Hoy, el diccionario te dirá que huaca en quechua y munakuskgay en aimara significan ídolo en español. Pero hace quinientos años, esas palabras solo significaban “cosa sagrada”, o mejor, “lugar sagrado”. El antiguo cristianismo irlandés tiene el mismo concepto, un “lugar delgado”, lo llaman, un lugar donde el cielo y la tierra parecen tocarse, donde es más fácil recordar que la santidad impregna también este lugar, y todos los lugares. Nosotros necesitamos este recordatorio. Es fácil pensar que Dios está aquí, pero solo aquí, solo en Rio Seco o en la iglesia o con Luteranos o con nuestro tipo de persona, pero es una mentira. Es demasiado, demasiado fácil apegarnos a nuestro pecado, sentirnos mal con nosotros mismos, confesar y confesar—cosa buena—pero nunca saber con confianza que estamos perdonados. Es aún más fácil olvidar a Dios por completo en nuestra vida cotidiana, sentir que dejamos a Dios aquí, en la Iglesia, los domingos por la mañana, y que el resto de nuestra vida es simplemente ordinaria.

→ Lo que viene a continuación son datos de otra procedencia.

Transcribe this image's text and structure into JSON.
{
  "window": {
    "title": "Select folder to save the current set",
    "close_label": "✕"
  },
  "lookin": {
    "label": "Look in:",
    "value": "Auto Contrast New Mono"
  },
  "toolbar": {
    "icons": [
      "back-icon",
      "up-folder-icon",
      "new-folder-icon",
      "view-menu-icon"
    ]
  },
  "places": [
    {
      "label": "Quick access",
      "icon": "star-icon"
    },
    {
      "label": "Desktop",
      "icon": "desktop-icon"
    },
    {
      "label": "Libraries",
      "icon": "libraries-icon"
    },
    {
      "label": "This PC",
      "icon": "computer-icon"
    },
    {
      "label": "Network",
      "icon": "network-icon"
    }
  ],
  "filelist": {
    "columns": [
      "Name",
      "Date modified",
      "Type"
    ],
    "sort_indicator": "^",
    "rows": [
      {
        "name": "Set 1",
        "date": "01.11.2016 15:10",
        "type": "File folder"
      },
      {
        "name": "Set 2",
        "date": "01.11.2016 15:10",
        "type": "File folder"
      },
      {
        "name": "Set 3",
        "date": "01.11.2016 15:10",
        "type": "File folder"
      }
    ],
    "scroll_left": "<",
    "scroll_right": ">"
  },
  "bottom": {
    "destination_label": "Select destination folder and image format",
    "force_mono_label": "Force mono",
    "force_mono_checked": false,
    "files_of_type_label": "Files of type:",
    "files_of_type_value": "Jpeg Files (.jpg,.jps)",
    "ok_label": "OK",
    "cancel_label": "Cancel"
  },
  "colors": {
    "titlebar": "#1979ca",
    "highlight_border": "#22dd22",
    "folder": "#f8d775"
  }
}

Pero yo voy en el teleférico naranja, y paso por ese edificio, y leo esas palabras, y me acuerdo: Esta ES la Casa de Dios. Dentro de esa Iglesia y de todas las demás, sí. Y la casa de Dios es también los verdes y marrones de las colinas, y las montañas nevadas, un lugar sagrado, munakuskgay, lugar delgado, si alguna vez lo hubo. Y su casa es la cabina del teleférico, y los rostros de los otros conductores, y los perros que pasan los taxis, y la hermosa amabilidad de la gente de Dios, y las ancianas que venden limones en las calles, y la alegría y la pena, la celebración y la desesperación, el nacimiento y el crecimiento y el dolor y la muerte de la vida humana. Todos son la casa de dios. Todos son sagrados.

Las montañas sobre el ciudad de El Alto

No porque el sufrimiento y el dolor sean buenos. Claro que no son, nunca. Ni siquiera porque la alegría y el gozo sean buenos, a pesar de que son.

Sino porque cuando nuestro santo Dios se hizo uno de nosotros, nos hizo santos.

Y cuando Dios caminó con nosotros, igualmente un de nosotros, una sea humana perfectamente santa, compartió su santidad con humanidad.

Y cuando las multitudes vitorearon su entrada en Jerusalén, Jesús hizo santas todas nuestras celebraciones.

Y cuando su camino condujo finalmente a la cruz, cuando la segunda persona de la Trinidad, Dios mismo, fue golpeado, y sufrió, y gritó, y murió, ya no había nada que no pudiera impedirnos ser santos. Ni siquiera la muerte.

Si hubieran sabido qué tipo de mesías es Jesús, lo habrían matado. Y después de tres días…


Que esta santa semana sea munakuskgay, una huaca, un lugar delgado para ti, para que puedas ver la santidad de Dios. En todas partes. En ti. Amén.